There’s nothing cooler than the thought of seeing a young comedian performing at a small, smoke filled cellar club that oozes with the history of drunken guffaws and urine-stained seats from so many pee-your-pants gags. Seeing Lenny Bruce in a small club setting much have been the bees knees. The reality, however, is that live comedy shows terrify me. There are a couple reasons for this. The first is that I am an empathetic fellow and watching young comedians do poorly pains me. Physically. I try to be a great audience member and maintain eye contact, smile and snicker more than is deserved to be a willing and encouraging participant. Not everyone is Brian Regan or Jerry Seinfeld. Many comedians who are openers or middles just aren’t that… good. They don’t yet have the structure or delivery or timing to put together a decent set. It’s a craft that must be practiced and it is painful to watch someone bomb. You can see the panic rise in their eyes and body language. Flop sweat is a thing. And I take on some of those feelings. The second reason going to a comedy show terrifies me is that I fear being called out by the person on stage and having jokes be made about me. This is probably some residual desire to be popular or latent feeling of self-doubt, but they are genuine. Seems like confronting this fear is the only way to break free.

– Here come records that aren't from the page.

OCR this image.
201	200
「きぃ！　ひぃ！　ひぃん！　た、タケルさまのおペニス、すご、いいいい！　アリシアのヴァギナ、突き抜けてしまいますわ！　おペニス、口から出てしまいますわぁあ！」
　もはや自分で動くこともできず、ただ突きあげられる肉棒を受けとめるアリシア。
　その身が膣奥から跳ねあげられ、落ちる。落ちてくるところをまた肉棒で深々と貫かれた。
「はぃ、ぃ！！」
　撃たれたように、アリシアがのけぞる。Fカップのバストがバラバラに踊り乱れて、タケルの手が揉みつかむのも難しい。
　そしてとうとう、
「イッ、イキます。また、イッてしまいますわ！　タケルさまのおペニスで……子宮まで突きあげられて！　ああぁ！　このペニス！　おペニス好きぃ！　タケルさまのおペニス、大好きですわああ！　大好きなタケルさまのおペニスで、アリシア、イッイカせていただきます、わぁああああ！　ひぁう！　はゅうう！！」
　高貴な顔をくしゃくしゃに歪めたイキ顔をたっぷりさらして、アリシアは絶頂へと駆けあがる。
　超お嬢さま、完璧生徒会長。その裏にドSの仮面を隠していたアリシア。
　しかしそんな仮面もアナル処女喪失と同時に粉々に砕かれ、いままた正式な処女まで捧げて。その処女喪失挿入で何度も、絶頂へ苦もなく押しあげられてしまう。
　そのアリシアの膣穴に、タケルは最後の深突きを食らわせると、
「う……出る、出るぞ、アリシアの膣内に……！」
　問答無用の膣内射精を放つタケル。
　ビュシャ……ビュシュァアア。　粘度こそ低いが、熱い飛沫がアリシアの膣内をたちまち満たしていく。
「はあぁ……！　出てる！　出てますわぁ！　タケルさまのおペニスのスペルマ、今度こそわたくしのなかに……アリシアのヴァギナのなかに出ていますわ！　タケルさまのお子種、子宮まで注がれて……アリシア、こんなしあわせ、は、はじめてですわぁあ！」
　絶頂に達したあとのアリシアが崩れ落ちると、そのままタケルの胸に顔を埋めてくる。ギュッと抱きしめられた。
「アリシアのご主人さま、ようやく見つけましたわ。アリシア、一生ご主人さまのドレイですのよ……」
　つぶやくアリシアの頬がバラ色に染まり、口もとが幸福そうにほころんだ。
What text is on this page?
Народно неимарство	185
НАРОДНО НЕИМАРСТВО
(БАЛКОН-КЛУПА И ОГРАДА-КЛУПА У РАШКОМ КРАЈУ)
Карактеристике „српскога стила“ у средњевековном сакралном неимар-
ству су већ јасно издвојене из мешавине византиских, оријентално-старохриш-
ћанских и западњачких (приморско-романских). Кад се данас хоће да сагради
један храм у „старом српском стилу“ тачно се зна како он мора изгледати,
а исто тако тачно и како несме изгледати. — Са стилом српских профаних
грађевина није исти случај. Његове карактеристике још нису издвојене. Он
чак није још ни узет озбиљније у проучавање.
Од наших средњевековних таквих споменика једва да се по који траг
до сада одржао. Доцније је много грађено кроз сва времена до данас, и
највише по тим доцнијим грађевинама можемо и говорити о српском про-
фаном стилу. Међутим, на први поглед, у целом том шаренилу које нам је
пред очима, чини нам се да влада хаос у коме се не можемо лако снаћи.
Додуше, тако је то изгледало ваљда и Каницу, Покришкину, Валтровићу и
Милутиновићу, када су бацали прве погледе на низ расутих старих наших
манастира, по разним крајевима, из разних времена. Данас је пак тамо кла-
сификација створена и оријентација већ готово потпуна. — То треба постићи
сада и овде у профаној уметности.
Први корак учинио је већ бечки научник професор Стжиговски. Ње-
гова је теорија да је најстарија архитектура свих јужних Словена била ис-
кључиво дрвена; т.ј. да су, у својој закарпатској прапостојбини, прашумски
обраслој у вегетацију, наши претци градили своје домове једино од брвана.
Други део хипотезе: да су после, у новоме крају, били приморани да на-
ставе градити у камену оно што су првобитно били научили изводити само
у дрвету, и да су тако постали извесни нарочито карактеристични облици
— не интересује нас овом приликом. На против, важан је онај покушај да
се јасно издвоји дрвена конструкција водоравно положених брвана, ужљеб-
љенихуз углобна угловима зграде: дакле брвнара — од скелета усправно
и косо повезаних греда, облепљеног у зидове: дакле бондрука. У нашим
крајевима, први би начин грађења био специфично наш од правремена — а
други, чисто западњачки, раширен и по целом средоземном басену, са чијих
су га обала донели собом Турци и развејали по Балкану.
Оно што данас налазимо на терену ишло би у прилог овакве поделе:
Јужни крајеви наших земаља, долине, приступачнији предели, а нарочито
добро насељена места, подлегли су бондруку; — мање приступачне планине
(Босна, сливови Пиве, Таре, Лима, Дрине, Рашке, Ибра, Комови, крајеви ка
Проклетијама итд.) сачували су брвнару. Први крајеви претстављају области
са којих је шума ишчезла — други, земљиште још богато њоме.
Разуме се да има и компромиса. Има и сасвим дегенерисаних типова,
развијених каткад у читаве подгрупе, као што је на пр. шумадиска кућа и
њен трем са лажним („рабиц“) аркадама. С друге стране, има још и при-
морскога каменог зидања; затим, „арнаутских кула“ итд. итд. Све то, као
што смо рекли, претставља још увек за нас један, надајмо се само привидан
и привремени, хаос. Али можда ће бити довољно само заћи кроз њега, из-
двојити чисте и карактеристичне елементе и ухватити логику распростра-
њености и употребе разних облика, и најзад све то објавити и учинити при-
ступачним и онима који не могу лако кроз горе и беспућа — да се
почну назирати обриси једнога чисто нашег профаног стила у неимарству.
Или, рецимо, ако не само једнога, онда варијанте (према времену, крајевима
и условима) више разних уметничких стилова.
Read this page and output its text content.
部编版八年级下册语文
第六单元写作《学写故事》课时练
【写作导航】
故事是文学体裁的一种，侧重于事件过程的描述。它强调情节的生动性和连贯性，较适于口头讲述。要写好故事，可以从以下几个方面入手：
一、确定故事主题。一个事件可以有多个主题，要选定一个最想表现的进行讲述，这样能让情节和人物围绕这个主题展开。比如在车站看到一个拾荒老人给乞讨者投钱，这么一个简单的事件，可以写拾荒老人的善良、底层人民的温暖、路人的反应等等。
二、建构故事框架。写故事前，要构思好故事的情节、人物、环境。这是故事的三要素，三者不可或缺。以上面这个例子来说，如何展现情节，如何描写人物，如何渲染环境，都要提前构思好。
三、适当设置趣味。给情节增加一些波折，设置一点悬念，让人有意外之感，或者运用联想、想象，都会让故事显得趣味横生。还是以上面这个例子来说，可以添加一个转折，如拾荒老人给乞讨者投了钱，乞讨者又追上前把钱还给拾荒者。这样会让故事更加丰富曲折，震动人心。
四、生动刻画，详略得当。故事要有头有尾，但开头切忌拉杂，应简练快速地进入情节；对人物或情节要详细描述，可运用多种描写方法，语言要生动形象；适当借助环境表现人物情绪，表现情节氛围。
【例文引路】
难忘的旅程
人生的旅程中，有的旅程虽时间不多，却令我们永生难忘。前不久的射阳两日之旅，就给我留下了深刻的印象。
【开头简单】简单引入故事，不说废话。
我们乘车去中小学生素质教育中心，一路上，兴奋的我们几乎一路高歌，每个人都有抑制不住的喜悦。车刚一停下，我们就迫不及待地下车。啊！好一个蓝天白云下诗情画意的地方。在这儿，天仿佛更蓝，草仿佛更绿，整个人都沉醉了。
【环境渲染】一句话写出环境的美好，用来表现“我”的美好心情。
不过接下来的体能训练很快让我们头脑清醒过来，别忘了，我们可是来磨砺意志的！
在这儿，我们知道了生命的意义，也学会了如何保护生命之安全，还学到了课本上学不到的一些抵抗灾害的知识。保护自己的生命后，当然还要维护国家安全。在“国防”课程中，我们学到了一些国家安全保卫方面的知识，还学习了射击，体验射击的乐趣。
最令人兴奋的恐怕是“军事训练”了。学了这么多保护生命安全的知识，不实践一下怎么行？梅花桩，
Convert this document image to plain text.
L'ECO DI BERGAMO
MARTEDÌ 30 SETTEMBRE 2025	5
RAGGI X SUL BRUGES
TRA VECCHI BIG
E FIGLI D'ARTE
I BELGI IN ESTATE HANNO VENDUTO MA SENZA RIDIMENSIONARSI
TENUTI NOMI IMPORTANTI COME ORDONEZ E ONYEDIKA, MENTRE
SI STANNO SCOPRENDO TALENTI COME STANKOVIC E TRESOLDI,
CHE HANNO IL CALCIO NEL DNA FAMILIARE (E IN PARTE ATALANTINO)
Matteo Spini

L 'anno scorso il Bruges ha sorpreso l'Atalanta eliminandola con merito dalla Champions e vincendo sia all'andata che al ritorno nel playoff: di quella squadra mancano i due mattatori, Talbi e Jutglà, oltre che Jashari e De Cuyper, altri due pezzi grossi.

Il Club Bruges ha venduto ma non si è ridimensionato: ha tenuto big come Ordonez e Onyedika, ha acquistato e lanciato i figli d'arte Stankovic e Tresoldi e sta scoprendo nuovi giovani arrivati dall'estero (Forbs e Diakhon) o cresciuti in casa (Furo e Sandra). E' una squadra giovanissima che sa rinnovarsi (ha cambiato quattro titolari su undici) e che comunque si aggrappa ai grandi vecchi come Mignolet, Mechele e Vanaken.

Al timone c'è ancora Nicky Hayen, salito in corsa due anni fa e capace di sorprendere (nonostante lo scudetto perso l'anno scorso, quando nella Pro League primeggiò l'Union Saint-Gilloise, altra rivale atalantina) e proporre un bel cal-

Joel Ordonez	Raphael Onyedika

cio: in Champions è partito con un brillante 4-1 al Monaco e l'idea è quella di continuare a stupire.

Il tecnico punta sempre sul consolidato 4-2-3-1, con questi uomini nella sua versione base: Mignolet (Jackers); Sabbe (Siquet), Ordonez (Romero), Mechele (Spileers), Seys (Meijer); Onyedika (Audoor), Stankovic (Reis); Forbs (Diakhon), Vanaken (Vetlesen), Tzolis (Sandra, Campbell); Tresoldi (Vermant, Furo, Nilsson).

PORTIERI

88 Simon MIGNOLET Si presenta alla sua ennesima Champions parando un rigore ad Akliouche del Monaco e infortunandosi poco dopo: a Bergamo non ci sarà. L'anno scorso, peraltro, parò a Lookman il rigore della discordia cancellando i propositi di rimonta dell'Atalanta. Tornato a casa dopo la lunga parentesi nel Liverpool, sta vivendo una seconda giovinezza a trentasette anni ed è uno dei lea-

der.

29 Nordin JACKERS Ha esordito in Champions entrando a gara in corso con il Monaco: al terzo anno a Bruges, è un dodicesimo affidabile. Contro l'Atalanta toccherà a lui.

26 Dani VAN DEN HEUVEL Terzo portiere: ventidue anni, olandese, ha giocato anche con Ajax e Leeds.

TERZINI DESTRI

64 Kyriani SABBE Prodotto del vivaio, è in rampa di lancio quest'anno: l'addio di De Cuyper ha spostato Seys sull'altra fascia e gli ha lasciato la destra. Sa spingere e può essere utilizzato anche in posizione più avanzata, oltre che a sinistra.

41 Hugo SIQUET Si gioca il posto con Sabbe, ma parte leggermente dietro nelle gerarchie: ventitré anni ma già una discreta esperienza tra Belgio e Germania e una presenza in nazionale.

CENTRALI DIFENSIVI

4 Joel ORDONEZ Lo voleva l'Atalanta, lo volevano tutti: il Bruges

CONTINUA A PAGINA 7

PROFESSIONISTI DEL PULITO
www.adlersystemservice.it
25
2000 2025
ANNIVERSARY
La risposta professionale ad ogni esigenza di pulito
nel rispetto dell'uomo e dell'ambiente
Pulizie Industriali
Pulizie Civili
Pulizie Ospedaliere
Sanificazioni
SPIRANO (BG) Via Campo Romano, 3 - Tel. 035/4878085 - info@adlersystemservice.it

List item: Attend a Comedy Show
Full disclosure: I have actually been to a couple comedy performances in my life. The first was when my wife and I saw Kathy Griffith at the Wiltern Theater. She is notorious for riffing her entire show- not working from a set. I have to do presentations for work quite often and all I can say is that I would never have the concentration or memory to do an hour long performance without memorizing a script. She was hysterical. The show was many years ago and I have very little memory of it outside of the fact that the Wiltern is huge (capacity = 1,850). More of a concert venue than comedy club. The second time I attended a comedy performance was at an actual club, the Ice House in Pasadena (which, according to their website is, “the oldest comedy club in the country” at 61 years) a two drink minimum of truly terrible drinks, dark and inexplicably sticky. It was in support of an ex-coworker who had taken a stand-up class and the show was their graduation. That’s right. I watched a show made up of a half-dozen performers who were first timers. Does it sound rough? It was. The positive of the night was that my friend was good. He was actually my favorite of the night, not just because I knew him. Here’s the thing though: I sat way in the back to avoid any chance of being called-out. That fear is real.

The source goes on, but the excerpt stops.